Tuesday, December 18, 2012

Congo militia boss Ngudjolo acquitted of war crimes at Hague

Mathieu Ngudjolo Chui at the Hague(May 2012) 


DR Congo Seeks Democracy 

Former Congolese militia leader Mathieu Ngudjolo Chui has been acquitted by the International Criminal Court of war crimes and crimes against humanity.
The case related to the 2003 killings of 200 residents of Bogoro village in the mineral-rich Ituri region of the Democratic Republic of Congo.
The court in the Hague heard reports of victims being burned alive, babies smashed against walls and women raped.
Mr Ngudjolo denied ordering the attack, saying he learned of it days later.
He had been charged with seven counts of war crimes and three of crimes against humanity. Prosecutors said he had enlisted child soldiers to carry out the killings. Some of the killings were carried out with machetes.
But presiding Judge Bruno Cotte said the court acquitted Mr Ngudjolo of all charges, saying the prosecution had "not proved beyond reasonable doubt that Mathieu Ngudjolo Chui was responsible" for the crimes committed.

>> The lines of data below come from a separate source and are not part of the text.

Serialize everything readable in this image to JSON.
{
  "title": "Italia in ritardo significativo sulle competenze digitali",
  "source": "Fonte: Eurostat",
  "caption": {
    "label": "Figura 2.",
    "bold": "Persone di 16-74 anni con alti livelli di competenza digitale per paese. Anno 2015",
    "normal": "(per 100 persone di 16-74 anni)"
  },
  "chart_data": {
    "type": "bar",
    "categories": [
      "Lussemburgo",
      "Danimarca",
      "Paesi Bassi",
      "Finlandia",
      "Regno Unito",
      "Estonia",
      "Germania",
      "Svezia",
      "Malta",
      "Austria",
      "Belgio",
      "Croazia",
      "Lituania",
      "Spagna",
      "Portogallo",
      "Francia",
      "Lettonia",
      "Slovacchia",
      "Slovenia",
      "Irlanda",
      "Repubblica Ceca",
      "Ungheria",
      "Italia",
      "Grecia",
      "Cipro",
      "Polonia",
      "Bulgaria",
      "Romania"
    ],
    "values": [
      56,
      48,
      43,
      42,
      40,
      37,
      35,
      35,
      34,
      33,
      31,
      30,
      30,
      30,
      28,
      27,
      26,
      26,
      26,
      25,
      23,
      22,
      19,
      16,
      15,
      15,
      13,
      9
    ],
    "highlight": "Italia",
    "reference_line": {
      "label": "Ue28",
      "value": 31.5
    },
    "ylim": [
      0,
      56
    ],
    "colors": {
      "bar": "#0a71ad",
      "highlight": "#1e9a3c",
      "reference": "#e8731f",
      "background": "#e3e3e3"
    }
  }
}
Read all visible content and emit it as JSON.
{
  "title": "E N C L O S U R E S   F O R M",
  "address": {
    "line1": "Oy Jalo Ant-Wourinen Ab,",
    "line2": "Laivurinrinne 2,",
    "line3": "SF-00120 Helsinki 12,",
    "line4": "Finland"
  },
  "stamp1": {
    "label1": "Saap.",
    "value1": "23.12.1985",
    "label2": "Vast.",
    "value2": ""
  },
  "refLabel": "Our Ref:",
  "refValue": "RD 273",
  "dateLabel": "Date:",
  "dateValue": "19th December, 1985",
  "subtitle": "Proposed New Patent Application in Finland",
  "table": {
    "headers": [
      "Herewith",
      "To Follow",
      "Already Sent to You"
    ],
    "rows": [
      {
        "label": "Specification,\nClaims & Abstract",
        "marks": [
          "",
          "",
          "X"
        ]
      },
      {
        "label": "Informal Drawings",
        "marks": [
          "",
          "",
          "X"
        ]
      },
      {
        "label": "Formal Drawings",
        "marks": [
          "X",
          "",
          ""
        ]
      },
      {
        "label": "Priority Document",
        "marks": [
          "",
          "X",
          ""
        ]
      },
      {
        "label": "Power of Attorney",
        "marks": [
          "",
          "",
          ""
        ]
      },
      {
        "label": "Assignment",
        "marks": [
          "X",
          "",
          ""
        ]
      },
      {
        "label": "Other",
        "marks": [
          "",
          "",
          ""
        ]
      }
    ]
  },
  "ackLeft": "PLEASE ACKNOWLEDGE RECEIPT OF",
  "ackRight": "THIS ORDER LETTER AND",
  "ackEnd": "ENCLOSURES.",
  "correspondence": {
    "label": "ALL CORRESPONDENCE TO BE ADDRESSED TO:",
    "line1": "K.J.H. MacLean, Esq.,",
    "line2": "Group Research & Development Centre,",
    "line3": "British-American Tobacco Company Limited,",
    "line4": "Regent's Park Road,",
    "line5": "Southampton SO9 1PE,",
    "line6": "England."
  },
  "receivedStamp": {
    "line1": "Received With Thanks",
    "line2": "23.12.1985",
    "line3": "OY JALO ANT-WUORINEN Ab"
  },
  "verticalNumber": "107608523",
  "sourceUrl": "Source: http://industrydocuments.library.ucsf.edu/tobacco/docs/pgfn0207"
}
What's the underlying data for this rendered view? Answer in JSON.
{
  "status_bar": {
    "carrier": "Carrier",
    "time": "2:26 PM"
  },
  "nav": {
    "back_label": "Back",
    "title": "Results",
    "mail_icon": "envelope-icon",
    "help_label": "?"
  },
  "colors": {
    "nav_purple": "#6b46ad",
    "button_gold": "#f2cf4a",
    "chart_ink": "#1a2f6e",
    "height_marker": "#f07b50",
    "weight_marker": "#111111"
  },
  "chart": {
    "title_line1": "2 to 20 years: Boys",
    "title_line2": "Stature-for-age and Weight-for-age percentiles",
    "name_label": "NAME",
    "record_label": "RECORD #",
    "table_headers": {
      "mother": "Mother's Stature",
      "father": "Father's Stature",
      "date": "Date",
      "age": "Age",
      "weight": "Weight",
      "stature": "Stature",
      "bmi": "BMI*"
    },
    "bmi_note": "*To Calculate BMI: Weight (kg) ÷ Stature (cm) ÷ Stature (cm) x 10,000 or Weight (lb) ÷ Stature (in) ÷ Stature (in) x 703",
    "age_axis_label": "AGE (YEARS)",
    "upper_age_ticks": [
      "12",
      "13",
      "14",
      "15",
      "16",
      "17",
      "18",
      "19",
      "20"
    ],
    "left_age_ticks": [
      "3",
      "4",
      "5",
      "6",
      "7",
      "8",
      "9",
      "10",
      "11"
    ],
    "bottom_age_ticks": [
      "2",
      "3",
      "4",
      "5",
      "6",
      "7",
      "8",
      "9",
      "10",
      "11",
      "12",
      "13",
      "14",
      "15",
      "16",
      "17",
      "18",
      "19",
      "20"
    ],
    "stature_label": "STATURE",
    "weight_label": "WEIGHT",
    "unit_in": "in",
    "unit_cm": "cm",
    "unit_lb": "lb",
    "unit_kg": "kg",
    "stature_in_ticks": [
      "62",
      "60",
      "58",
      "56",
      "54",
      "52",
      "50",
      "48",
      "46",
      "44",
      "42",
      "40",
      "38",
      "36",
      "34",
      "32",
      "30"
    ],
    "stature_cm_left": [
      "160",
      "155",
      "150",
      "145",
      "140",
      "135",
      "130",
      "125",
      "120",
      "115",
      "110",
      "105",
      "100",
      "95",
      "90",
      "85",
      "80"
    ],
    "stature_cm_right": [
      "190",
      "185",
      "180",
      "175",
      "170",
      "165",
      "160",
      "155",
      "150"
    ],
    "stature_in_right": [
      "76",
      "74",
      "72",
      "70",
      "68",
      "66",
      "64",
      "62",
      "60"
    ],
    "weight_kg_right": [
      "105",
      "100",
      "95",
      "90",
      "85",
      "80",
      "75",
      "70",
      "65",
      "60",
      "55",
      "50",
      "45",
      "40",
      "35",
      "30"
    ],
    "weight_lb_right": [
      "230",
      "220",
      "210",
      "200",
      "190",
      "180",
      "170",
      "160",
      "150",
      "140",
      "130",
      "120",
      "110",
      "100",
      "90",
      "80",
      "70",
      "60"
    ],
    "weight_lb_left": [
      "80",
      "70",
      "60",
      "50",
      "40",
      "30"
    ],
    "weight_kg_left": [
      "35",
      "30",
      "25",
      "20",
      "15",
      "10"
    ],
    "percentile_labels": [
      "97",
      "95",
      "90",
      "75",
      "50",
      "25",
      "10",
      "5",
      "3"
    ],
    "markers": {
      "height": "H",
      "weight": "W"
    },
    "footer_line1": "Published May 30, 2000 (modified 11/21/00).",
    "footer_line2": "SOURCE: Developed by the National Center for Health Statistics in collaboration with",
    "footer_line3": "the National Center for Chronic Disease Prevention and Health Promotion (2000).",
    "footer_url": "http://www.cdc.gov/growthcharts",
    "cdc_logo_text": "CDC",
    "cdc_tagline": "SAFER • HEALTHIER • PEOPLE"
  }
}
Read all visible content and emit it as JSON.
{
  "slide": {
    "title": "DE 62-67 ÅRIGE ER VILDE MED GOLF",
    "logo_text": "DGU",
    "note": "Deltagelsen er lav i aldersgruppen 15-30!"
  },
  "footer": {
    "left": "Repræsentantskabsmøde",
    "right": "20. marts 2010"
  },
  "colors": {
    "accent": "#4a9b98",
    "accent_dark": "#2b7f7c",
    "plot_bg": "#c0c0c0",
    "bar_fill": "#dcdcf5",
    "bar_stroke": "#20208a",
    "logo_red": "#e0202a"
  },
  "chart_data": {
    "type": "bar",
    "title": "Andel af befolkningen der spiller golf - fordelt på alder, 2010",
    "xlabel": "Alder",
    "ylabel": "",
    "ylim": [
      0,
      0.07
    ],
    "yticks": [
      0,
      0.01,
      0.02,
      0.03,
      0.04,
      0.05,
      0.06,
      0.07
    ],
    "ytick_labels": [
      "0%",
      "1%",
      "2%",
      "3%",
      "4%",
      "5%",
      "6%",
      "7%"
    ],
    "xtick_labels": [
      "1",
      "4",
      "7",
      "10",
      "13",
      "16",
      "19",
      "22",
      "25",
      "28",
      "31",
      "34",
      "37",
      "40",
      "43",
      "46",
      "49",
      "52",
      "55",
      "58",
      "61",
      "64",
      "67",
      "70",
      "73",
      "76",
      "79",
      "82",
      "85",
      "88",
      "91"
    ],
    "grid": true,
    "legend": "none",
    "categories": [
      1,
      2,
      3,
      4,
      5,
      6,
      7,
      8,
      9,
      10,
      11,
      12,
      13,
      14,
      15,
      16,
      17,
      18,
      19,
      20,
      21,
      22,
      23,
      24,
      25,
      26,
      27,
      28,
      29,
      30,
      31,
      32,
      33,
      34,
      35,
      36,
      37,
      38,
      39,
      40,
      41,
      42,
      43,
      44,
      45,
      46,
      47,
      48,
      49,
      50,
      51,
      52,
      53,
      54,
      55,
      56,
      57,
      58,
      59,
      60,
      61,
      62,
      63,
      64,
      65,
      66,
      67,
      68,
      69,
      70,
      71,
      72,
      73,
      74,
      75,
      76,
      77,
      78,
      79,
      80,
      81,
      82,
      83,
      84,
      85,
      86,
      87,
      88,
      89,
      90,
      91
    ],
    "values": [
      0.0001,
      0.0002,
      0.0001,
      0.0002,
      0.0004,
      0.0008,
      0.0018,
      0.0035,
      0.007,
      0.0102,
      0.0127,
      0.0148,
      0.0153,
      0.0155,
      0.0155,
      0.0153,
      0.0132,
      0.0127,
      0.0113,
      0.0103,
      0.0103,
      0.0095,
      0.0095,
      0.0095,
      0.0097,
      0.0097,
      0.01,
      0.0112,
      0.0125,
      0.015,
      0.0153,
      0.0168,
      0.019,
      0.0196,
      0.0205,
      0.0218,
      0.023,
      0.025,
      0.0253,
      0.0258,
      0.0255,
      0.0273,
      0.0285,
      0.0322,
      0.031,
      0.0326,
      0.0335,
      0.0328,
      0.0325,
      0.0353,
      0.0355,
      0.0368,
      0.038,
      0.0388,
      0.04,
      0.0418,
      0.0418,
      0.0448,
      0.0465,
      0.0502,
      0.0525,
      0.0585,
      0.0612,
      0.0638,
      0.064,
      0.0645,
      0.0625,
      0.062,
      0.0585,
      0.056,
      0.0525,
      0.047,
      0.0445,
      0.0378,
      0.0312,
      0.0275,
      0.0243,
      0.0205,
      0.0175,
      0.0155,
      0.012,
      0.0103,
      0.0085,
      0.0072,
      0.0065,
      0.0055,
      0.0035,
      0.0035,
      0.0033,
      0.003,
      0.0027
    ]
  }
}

He said the decision was unanimous, and that witness testimony had been "too contradictory and too hazy".
Fighting is still going on in the mineral-rich Ituri region. All the different armed groups in the area have formed a coalition. They include Mr Ngudjolo's FNI, which is drawn from the Lendu ethnic group, and its former enemies from the Hema ethnic group.
Some former fighters joined the army during a series of peace deals, but all the others in this region have now joined together. As ever, they are fighting for control of the region's gold mines, as well as for their own protection.
A UN report says the rebels are backed by neighbouring Rwanda, which denies it.
The violence in Ituri was a part of the DR Congo war. It remains overshadowed by fighting elsewhere in eastern DR Congo. Some 50,000 people were killed in the province in four years before the European Union sent a peacekeeping force in 2003 - its first mission outside Europe.
In its summary, the court stressed that the ruling does not mean it believes no crimes were committed in Bogoro "nor does it question what the people of this community have suffered on that day".
"The chamber also emphasised that the fact of deciding that an accused is not guilty does not necessarily mean that the chamber finds him innocent," the ICC said in a statement.
"Such a decision simply demonstrates that, given the standard of proof, the evidence presented to support his guilt has not allowed the chamber to form a conviction 'beyond reasonable doubt'."
Judge Cotte ordered Mr Ngudjolo's immediate release, but prosecutor Fatou Besnouda said she intended to launch an appeal. A verdict on whether he should be kept in custody is expected later on Tuesday, and any hearing will be held in 2013.

'A hard blow'
Human Rights Watch said the verdict "leaves the victims of Bogoro and other massacres by his forces without justice for their suffering".
"The ICC prosecutor needs to strengthen its investigations of those responsible for grave crimes in Ituri, including high-ranking officials in Congo, Rwanda and Uganda who supported the armed groups fighting there," said Geraldine Mattioli-Zeltner, the group's international justice advocacy director.
 Prosecutor Fatou Bensouda said she intended to appeal against the verdict
The Coalition for the ICC, a campaign group that monitors the court's work, said the verdict was "a hard blow for the victims and affected communities who had placed all their hopes in the Court to deliver justice, considering the great harm they suffered during the ethnic war in Ituri".
The verdict is only the second in the 10-year history of the ICC, and the first acquittal.
In March, Congolese warlord Thomas Lubanga, Mr Ngudjolo's enemy in Ituri, was found guilty of recruiting and using child soldiers between 2002 and 2003. He was sentenced to 14 years in jail.
The conflict in Ituri was a distinct part of the war that raged in DR Congo following the 1994 genocide in neighbouring Rwanda and involved troops and fighters from several neighbouring countries.
Militia leaders from all sides have been accused of using the conflict to profit from the region's mineral reserves, especially gold.